Saturday, January 15, 2011

The Right Balance?

No one ever wants to admit that they take something for granted. No one likes to be taken for granted. Reality? We all take things for granted. We are all taken for granted at some point. We’re all guilty – and it’s just something to think about... and how does that impact your life or actions.
I know I have moments in my life when I feel overwhelmed. I care about everyone – I want everyone to be “happy.” I always want to be available to everyone to listen, comfort, help, support or do whatever it takes to *be there* – this is my caretaker mode. I’m often that go-to person for many – or I’d like to believe that I am. But then there is the opposite side when I sometimes just want to take care of *me,* and not have to worry about everyone else. I feel drained and need to go into repair or maintenance – this is me mode. I pull, push, stand my ground, and isolate. I make fun of myself for becoming somewhat of a hermit.   
It’s all a cycle though… I suddenly wake up out of me mode and feel horribly guilty and dive right back into caretaker mode. I woke up recently and realized – goodness – I’ve been in me mode a lot lately. I felt guilty. Add to that this feeling that I wonder how much I’ve taken for granted so many people around me that I care for dearly, who in the last year or so, have taken care of me. I felt even worse.

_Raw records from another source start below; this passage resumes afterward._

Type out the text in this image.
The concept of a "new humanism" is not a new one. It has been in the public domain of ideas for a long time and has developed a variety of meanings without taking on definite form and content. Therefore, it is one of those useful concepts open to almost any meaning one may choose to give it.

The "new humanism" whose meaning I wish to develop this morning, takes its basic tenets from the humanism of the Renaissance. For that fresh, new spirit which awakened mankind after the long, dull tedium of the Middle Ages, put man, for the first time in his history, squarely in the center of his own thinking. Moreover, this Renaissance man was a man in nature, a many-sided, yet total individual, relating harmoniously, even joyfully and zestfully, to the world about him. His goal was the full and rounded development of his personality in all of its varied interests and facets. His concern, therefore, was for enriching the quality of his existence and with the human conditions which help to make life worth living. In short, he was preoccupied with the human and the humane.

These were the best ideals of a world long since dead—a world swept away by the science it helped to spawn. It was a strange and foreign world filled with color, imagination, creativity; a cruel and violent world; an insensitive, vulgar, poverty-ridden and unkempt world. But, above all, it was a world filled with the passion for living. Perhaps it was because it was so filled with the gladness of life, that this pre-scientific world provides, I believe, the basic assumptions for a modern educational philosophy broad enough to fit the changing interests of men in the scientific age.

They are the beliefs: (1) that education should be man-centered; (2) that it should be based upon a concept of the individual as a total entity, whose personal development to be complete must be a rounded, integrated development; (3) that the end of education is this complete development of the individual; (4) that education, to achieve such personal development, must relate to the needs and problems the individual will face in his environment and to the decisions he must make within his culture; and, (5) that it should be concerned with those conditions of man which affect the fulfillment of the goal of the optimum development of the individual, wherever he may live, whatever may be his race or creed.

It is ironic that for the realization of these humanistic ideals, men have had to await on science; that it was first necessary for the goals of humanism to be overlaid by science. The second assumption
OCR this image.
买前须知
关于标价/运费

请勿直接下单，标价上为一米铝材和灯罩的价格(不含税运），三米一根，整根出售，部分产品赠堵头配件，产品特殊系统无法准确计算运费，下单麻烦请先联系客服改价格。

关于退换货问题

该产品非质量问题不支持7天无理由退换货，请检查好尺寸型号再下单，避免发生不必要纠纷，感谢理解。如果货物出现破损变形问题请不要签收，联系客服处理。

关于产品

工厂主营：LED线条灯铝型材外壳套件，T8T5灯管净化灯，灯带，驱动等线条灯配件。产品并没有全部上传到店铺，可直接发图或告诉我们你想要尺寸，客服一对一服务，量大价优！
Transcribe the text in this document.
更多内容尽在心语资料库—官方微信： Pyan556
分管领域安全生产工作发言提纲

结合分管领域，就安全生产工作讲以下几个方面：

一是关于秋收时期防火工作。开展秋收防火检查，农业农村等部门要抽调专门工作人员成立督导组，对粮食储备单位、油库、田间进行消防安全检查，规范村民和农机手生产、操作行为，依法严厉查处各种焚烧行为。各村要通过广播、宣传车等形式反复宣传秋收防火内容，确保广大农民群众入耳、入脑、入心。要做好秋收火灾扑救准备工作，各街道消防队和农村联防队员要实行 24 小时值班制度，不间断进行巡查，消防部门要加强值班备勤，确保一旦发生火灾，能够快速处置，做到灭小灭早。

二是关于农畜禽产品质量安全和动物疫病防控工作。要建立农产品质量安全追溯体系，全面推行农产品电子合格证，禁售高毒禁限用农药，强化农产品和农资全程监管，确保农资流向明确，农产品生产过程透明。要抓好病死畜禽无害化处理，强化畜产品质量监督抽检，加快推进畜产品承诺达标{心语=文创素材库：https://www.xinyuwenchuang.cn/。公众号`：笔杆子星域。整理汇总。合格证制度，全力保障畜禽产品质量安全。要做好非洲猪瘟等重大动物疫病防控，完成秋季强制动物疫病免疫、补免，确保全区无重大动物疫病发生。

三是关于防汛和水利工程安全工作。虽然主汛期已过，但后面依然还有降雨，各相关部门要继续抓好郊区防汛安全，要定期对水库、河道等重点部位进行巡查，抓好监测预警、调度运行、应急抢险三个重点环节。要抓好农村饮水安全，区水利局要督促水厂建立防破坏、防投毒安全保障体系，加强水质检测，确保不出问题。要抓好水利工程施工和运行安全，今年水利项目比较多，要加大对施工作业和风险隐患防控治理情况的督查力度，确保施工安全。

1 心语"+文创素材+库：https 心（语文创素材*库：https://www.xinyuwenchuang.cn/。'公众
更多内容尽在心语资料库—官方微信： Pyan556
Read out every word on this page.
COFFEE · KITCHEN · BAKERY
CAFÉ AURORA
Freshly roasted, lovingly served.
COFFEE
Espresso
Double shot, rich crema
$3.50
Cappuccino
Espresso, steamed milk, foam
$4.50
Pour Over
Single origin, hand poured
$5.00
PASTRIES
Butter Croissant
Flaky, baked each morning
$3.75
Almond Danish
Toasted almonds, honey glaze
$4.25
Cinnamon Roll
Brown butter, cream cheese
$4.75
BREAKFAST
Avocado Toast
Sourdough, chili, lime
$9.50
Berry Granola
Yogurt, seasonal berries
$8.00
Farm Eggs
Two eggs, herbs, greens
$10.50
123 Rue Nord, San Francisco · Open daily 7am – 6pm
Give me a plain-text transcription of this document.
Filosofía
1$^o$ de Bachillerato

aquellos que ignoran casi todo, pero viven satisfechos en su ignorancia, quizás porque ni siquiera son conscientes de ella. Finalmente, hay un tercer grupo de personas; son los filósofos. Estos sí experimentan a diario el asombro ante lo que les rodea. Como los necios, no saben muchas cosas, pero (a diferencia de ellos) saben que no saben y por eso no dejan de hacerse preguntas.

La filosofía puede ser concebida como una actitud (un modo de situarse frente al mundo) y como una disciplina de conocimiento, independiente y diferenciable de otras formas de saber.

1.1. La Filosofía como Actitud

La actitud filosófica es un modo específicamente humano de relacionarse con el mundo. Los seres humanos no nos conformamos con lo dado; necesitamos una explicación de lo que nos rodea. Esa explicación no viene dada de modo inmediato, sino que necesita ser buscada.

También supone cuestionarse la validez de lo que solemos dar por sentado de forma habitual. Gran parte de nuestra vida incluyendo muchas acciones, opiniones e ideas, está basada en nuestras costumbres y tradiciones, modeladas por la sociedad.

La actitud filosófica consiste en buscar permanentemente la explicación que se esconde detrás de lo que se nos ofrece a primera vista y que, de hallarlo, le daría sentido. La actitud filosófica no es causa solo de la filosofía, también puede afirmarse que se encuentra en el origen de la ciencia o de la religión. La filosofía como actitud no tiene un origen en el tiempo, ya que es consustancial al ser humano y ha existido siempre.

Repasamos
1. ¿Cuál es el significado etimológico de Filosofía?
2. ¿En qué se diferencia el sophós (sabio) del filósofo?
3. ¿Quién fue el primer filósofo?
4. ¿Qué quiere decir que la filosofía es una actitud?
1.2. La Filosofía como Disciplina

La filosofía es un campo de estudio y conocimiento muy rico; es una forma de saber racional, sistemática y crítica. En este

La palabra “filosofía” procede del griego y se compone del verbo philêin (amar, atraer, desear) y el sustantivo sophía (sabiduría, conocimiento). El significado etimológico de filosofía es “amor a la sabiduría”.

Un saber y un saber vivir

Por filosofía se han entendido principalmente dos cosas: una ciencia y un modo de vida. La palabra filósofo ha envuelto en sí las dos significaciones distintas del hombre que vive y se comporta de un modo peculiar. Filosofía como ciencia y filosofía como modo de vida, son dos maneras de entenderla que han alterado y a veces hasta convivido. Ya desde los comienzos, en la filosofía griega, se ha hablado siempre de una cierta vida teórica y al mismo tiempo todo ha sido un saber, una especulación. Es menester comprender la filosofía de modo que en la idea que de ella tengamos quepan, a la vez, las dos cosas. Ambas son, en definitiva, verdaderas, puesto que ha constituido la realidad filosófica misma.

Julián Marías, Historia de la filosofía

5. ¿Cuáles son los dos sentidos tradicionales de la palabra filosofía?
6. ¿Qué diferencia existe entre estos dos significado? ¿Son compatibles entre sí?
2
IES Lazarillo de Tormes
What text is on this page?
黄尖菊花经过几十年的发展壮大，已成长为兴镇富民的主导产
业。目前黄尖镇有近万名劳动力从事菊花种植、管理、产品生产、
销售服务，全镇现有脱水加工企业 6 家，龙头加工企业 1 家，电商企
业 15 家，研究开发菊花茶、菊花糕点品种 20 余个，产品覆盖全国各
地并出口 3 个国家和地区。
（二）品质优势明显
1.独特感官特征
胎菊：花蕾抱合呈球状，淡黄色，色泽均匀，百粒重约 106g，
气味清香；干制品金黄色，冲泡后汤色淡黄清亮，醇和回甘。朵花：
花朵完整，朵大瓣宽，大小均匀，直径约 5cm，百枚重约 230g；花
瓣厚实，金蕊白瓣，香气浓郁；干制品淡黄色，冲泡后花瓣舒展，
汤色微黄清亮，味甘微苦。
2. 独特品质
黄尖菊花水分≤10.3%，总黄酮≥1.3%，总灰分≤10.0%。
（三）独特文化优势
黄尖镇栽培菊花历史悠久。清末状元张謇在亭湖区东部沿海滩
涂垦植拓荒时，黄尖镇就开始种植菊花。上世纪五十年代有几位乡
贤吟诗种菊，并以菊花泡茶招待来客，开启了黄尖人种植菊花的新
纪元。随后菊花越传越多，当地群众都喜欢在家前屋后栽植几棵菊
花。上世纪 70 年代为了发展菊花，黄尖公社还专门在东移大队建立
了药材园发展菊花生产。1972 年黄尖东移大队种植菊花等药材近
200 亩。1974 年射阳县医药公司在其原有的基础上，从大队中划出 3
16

However, upon some reflection, there’s a lesson in it for me – for all. Sometimes, life is a give and take. I can’t always give, and I can’t always take. There’s a balance, and sometimes our lives force us to be off balance. What’s important to me is that I recognize that I love so many of those near and dear, and I hope that they know that I’m still here – even when sometimes I have to take a time-out.